When you're preparing a play about residents of a group home, who are the experts you turn to? Clearbrook clients, of course.

The warmth, relationships, speech patterns and laughs in the homes — impossible to pick up from reading a play — were important to director David Belew and the actors in “The Boys Next Door” at Metropolis Performing Arts Centre in Arlington Heights.

The final shows are 7 p.m. Saturday, Feb. 12, and 3 p.m. Sunday, Feb. 13.

And the play, a humorous and touching portrayal of the lives of four men who live in a group home, is appropriate for Metropolis's 10th anniversary.

Working with people living with disabilities is an important chunk of what the performing arts center does.

“Part of our mission is to make the arts accessible to every single person,” said Jim Jarvis, Metropolis executive director, and himself the father of a 4-year-old son with Down syndrome.

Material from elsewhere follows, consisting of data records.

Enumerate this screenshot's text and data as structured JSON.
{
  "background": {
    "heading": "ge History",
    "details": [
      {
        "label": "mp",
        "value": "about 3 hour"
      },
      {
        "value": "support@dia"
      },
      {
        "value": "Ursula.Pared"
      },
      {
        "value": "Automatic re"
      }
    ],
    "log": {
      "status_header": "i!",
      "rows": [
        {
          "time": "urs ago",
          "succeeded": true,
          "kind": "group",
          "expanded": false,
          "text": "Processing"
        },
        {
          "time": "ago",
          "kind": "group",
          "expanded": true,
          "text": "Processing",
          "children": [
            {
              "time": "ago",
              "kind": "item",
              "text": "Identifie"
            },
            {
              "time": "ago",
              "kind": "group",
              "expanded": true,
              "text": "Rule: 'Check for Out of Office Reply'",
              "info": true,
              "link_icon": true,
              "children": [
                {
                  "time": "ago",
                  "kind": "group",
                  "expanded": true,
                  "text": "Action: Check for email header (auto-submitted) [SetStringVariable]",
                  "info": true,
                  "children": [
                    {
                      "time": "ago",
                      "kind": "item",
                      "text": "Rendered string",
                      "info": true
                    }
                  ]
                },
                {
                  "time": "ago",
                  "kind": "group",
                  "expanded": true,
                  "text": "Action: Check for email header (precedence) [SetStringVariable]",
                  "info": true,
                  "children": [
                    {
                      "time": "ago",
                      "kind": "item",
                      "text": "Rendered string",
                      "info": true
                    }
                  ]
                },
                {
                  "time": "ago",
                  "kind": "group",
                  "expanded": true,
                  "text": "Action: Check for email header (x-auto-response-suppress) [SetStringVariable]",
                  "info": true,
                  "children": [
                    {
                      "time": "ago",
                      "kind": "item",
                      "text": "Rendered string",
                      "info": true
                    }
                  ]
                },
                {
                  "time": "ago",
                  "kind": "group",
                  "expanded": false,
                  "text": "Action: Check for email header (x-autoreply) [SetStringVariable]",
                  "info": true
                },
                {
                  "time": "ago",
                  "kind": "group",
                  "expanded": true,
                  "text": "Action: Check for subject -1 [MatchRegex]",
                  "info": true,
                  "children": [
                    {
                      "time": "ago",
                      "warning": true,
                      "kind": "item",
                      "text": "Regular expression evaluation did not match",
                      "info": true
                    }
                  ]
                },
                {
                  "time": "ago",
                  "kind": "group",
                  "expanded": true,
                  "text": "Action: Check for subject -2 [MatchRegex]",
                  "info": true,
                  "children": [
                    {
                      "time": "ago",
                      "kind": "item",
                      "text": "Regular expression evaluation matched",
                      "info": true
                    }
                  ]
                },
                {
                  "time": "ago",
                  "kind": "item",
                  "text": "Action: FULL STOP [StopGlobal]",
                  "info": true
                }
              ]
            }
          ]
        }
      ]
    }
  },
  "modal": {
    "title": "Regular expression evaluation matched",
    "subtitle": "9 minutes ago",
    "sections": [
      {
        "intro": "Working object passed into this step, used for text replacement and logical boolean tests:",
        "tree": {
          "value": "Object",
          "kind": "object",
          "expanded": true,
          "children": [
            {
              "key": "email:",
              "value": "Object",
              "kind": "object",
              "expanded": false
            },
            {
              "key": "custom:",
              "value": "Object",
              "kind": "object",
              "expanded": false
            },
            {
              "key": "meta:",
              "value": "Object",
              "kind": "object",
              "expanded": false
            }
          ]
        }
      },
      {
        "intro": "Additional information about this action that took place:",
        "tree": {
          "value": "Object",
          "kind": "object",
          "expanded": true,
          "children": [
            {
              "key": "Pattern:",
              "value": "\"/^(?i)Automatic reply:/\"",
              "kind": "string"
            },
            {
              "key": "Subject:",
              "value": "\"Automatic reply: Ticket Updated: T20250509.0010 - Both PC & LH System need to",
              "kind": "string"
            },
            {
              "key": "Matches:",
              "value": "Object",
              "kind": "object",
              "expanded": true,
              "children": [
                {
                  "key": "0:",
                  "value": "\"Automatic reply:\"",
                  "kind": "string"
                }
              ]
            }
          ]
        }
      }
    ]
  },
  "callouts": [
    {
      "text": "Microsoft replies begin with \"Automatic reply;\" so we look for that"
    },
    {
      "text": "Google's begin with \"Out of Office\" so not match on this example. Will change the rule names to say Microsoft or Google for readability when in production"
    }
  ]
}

For eight years the center has operated “Flourish in the Footlights” with Arlington Pediatric Therapy. Some of the participants use wheelchairs and other are nonverbal, but in the end they put on a play.

More than 200 youngsters and adults with special needs will come through the program this year through a partnership with Northwest Special Recreation Association.

These are in addition to the shows and entertainment events staged at the theater and the large drama school.

Visiting Clearbrook residents enabled the “Boys” cast to present their characters as “real, not caricatures,” said Belew, adding depth to the performances.

“There's so much that happens that's physical,” said the director. “The way the people we met were so warm and so free physically in their contact with people. When we went to the workshop they would immediately come up and introduce themselves and give us hugs and pats on the shoulder.”

Belew and the actors visited group homes and a workshop and attended a holiday party.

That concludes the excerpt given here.